Real-Time Obstacle Detection for Humanoid Robot with Single Camera


The goal of this project is to detect obstacles just based on single RGB camera for humanoid robot. Considering the limited computation capacity of onboard Fit-PC. I first apply pre-made colormap to label initial images and and then use connected component algorithm to segment obstacle patches. For each obstacle in sight view, color counting has been applied to decide the geometry information, such as centroid and axis, which then been used for size estimation. Finally, real-time obstacle detection algorithm has been demonstrated on DARwIn Robot.

Introduction and Related Work

Obstacle detection is essential for localization and motion planning on humanoid robot. In this project, We consider DARwIn Humanoid Robot with application to soccer game. In Robocup Humanoid League, three robots are supposed to form a team and attack opposite goal post with three defenders from other team. Pushing is not allowed in that game that our robot need to know where the competitors are and figure out the available way to get the ball and shoot and target.

However, DARwIn Robot only has one RGB camera as the detecting sensor and the objects on video streaming are supposed to be distorted due to walking and vision projection. In this case, color labeling seems to be the only method for distinguishing obstacles from targets and fields. In this project, We only consider rectangular obstacles with identical size and color.

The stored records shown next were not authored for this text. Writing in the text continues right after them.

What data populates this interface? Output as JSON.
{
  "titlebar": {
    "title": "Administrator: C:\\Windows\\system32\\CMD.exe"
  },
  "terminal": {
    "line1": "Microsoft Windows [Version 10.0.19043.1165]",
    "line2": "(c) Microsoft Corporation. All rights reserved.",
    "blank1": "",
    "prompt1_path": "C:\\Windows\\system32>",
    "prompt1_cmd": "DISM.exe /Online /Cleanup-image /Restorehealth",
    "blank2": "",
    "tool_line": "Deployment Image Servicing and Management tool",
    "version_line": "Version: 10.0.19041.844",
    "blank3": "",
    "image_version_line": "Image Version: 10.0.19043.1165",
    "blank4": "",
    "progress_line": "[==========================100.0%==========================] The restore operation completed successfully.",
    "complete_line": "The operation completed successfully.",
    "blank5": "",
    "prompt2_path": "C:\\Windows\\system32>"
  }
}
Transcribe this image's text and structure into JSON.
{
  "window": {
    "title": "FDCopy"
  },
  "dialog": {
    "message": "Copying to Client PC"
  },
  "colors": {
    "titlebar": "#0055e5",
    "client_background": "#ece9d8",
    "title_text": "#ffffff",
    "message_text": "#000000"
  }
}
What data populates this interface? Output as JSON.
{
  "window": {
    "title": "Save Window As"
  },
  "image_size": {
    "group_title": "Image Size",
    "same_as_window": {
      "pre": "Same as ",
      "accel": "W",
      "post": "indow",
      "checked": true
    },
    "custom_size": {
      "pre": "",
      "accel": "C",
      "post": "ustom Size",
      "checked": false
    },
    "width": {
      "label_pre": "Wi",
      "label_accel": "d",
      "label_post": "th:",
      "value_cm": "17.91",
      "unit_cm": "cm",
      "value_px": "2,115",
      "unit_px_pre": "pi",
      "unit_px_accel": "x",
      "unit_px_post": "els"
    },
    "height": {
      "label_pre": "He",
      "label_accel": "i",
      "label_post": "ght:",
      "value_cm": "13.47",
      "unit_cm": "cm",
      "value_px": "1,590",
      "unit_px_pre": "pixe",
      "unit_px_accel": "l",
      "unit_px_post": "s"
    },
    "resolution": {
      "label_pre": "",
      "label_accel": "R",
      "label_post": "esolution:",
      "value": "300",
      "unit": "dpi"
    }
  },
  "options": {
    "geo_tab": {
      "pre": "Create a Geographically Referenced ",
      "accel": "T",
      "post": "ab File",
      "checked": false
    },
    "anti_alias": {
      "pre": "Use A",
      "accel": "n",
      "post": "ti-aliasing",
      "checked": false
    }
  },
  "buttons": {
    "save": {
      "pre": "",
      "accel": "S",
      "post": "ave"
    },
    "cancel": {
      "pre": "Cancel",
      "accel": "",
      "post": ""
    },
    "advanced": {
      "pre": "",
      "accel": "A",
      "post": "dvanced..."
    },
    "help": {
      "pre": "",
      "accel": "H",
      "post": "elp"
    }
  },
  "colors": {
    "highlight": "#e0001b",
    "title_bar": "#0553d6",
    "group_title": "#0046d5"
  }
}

Obstacle detection as an significant branch on Robotics, has been researched for several year using different algorithms [1] [2]. However, all these researches are based on laser sensor or Kinect, which are not allowed in Robocup Humanoid League. Also both algorithms require quite amount of time on computation and cannot be realized online on DARwIn Robot.

In Robocup Humanoid League, German Teams have dominated the game for several years. Their obstacle detection algorithm [3] is based on the grid segmentation of sight view. After labeling each video frame, they separate frame into several single color squares and then estimate size and position of obstacles according head angles. Their work is a excellent reference for my project, but did not consider the situation with crowded obstacles.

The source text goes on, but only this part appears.